Le ministre hongrois des Affaires étrangères Péter Szijjártó a confirmé qu’il contactait régulièrement le ministre russe des Affaires étrangères Sergueï Lavrov « avant et après » les sommets du Conseil européen, à la suite d’informations faisant état de communications de routine pendant les pauses des réunions de Bruxelles. Szijjártó a déclaré que parler avec d’autres partenaires est l’essence même de la diplomatie.
Le ministre hongrois des Affaires étrangères Péter Szijjártó a reconnu qu’il contactait régulièrement son homologue russe Sergueï Lavrov lors de réunions privées de l’UE sur les affaires étrangères.
Auparavant, le gouvernement hongrois avait rejeté ces allégations comme étant de fausses nouvelles.
Le Washington Post a rapporté ce week-end que Szijjártó était régulièrement en contact avec Lavrov lors de réunions à Bruxelles, communiquant même avec lui pendant les pauses.

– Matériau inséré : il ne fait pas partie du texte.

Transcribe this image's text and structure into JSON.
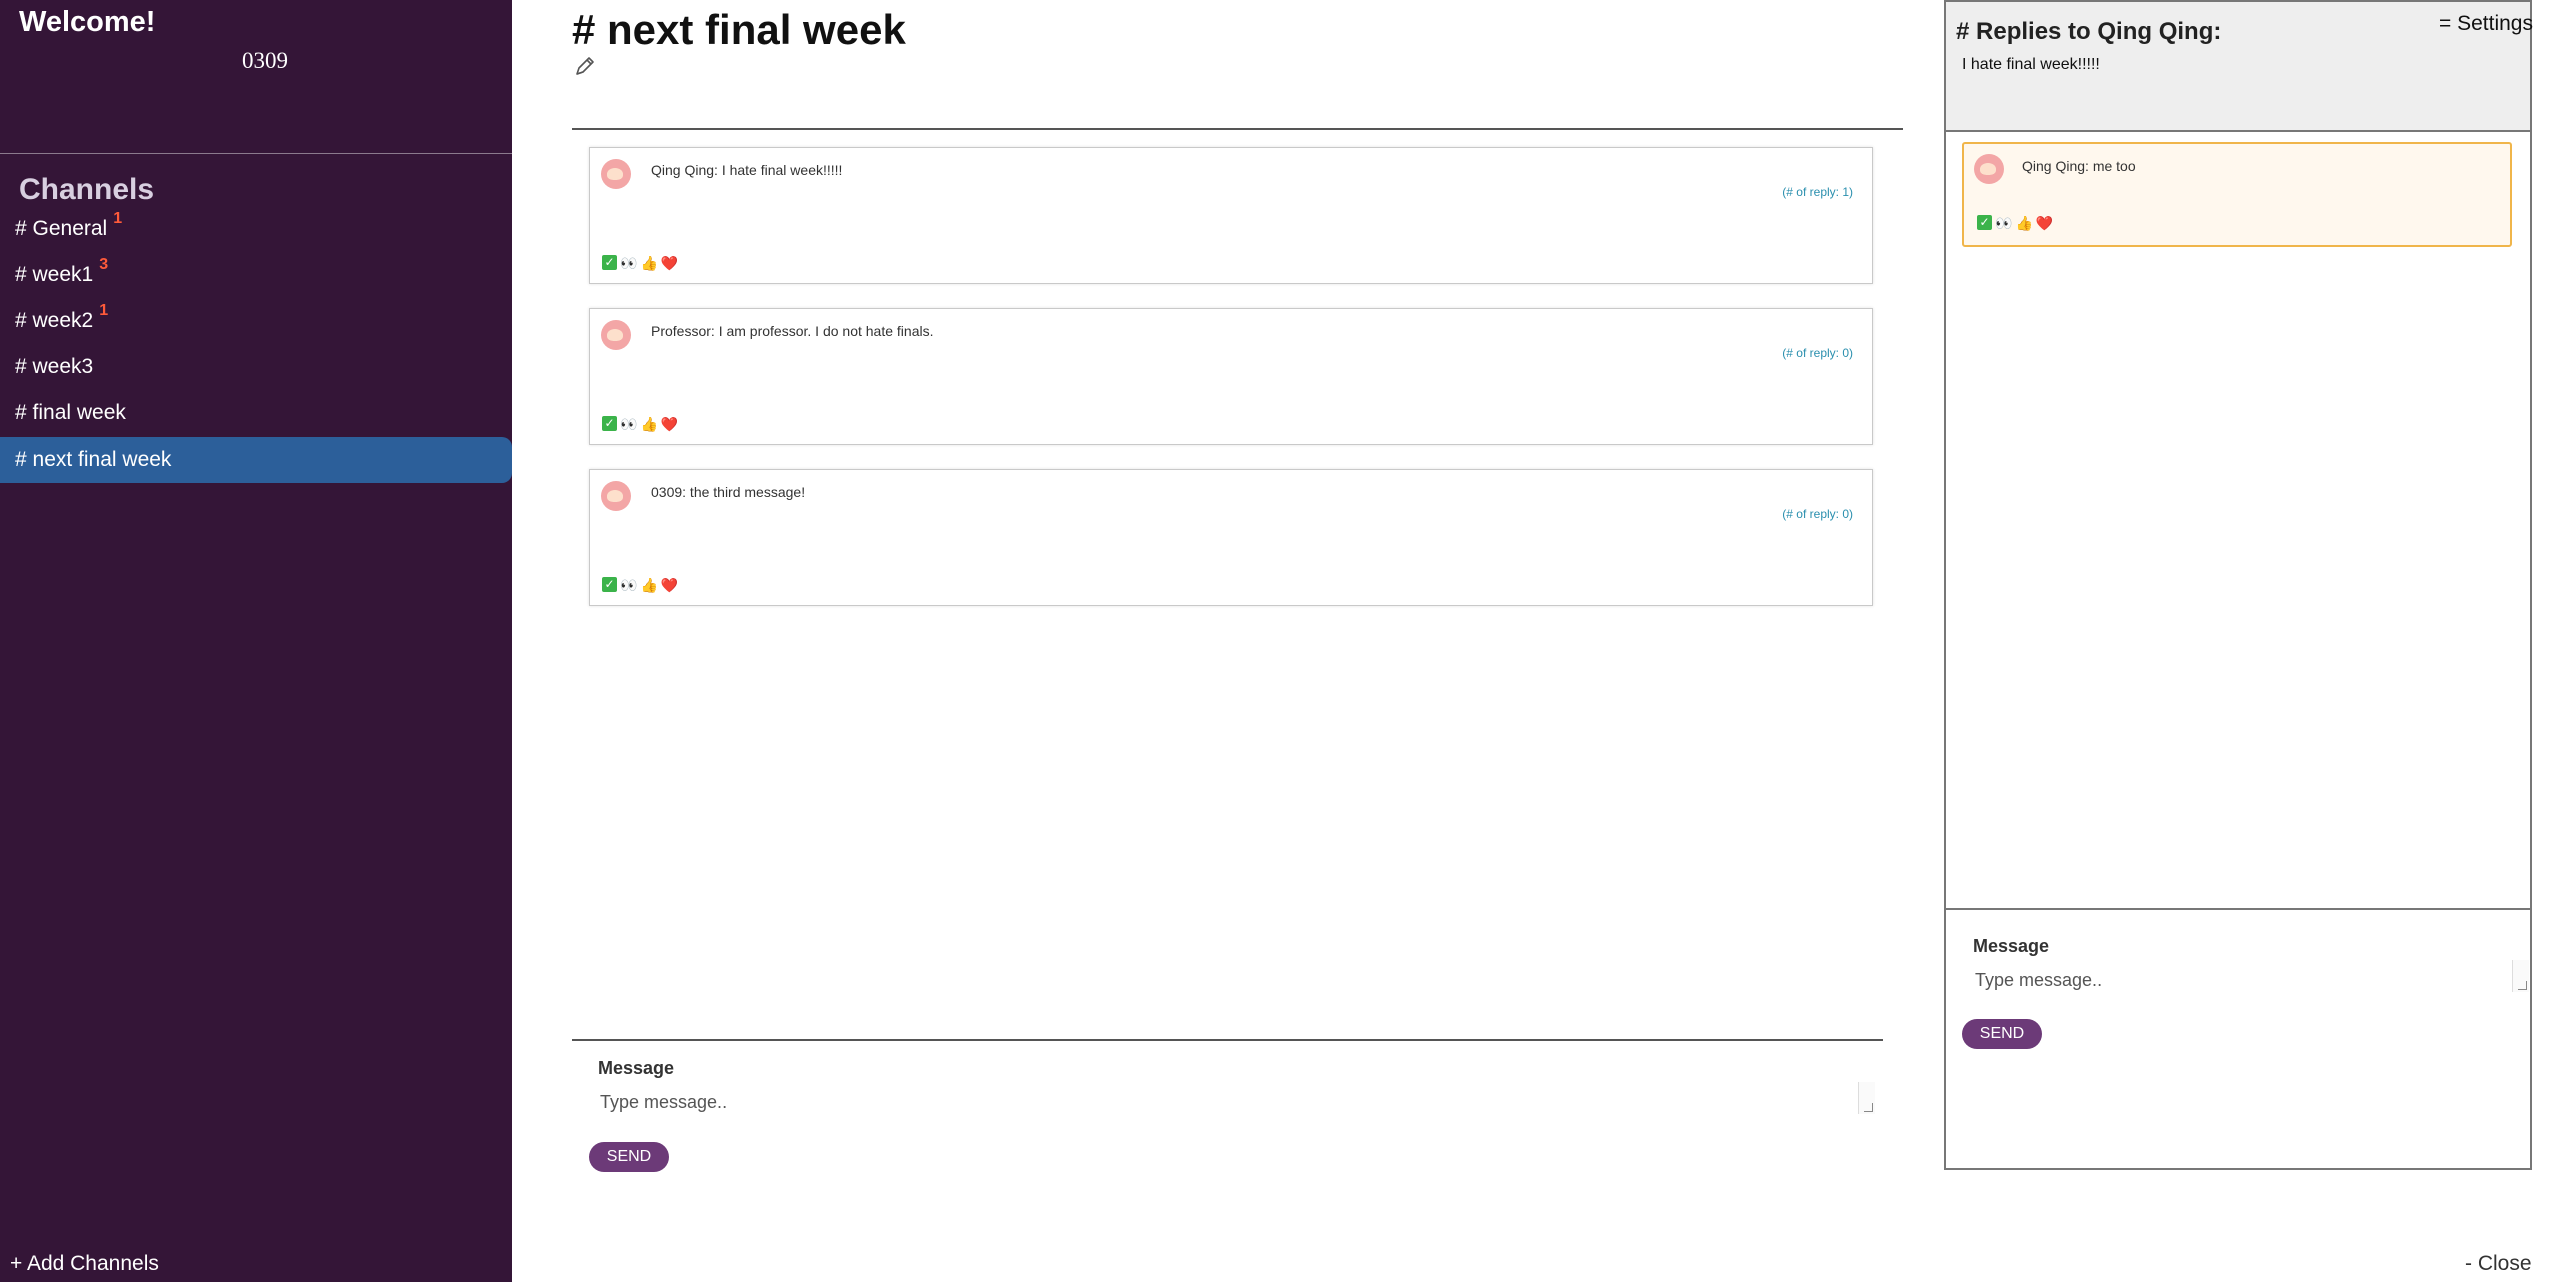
{
  "sidebar": {
    "welcome": "Welcome!",
    "username": "0309",
    "channels_title": "Channels",
    "channels": [
      {
        "label": "# General",
        "badge": "1"
      },
      {
        "label": "# week1",
        "badge": "3"
      },
      {
        "label": "# week2",
        "badge": "1"
      },
      {
        "label": "# week3",
        "badge": ""
      },
      {
        "label": "# final week",
        "badge": ""
      },
      {
        "label": "# next final week",
        "badge": "",
        "active": true
      }
    ],
    "add_channels": "+ Add Channels"
  },
  "main": {
    "title": "# next final week",
    "messages": [
      {
        "text": "Qing Qing: I hate final week!!!!!",
        "replies": "(# of reply: 1)"
      },
      {
        "text": "Professor: I am professor. I do not hate finals.",
        "replies": "(# of reply: 0)"
      },
      {
        "text": "0309: the third message!",
        "replies": "(# of reply: 0)"
      }
    ],
    "reactions": [
      "✅",
      "👀",
      "👍",
      "❤️"
    ],
    "composer": {
      "label": "Message",
      "placeholder": "Type message..",
      "send_label": "SEND"
    }
  },
  "thread": {
    "title": "# Replies to Qing Qing:",
    "parent_text": "I hate final week!!!!!",
    "settings_label": "= Settings",
    "replies": [
      {
        "text": "Qing Qing: me too"
      }
    ],
    "composer": {
      "label": "Message",
      "placeholder": "Type message..",
      "send_label": "SEND"
    },
    "close_label": "- Close"
  },
  "colors": {
    "sidebar_bg": "#341537",
    "active_channel": "#2c5f9a",
    "badge": "#ff5a3a",
    "send_button": "#6c3a78",
    "reply_link": "#2a8fae",
    "highlight_border": "#f0b54a"
  },
  "icons": {
    "edit": "pencil-icon",
    "avatar": "user-avatar"
  }
}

Dans des commentaires à L’Observatoire de l’Europe mardi, le ministère hongrois des Affaires étrangères a déclaré qu’il considérait qu’il était « tout à fait normal » et « pratique courante » de débriefer les autres, car les décisions prises au niveau européen affectent ses relations avec les pays tiers, dont la Russie.

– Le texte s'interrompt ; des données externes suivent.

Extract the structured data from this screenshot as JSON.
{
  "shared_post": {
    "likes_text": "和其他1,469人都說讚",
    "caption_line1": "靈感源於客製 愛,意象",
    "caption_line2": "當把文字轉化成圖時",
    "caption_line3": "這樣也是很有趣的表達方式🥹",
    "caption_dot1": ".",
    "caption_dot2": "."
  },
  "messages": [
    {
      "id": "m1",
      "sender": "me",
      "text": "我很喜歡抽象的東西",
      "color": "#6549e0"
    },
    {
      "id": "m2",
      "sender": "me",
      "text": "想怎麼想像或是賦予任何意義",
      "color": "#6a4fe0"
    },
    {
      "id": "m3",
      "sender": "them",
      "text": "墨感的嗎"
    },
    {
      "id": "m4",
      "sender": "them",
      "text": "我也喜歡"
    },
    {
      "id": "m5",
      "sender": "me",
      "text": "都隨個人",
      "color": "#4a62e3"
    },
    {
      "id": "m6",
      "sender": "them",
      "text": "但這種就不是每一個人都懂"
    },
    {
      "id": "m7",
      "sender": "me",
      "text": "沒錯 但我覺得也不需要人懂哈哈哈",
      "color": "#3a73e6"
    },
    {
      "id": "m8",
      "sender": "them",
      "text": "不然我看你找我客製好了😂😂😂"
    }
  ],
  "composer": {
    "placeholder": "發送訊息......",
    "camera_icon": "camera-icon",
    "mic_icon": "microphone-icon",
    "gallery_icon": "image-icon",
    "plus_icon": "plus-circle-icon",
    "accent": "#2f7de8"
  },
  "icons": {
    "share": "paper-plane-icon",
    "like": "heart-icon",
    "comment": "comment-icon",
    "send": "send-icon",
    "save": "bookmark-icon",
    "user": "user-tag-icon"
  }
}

La Russie est lourdement sanctionnée par l’UE pour son invasion de l’Ukraine et la plupart des États membres ont rompu leurs liens avec Moscou.
Ces allégations sont explosives dans la mesure où les pays de l’UE sont liés par le principe de coopération sincère et où le contenu de ces réunions est considéré comme confidentiel.
La Commission européenne a appelé la Hongrie à clarifier la question, qualifiant ces informations de « préoccupantes ».
Szijjártó, s’exprimant lors d’un événement de campagne à Keszthely lundi soir, a confirmé ces appels.
Il les a justifiés en affirmant que les décisions de l’UE en matière d’énergie, d’industrie automobile et de sécurité affectent directement les relations de la Hongrie avec ses « partenaires » extérieurs au bloc.
La Hongrie est l’un des rares pays de l’UE à entretenir encore des relations commerciales avec Moscou.
« Oui, ces questions doivent être discutées avec nos partenaires en dehors de l’Union européenne. Je parle non seulement avec le ministre russe des Affaires étrangères, mais aussi avec nos Américains, Turcs, Israéliens, Serbes et d’autres avant et après les réunions du Conseil de l’Union européenne », a déclaré Szijjártó.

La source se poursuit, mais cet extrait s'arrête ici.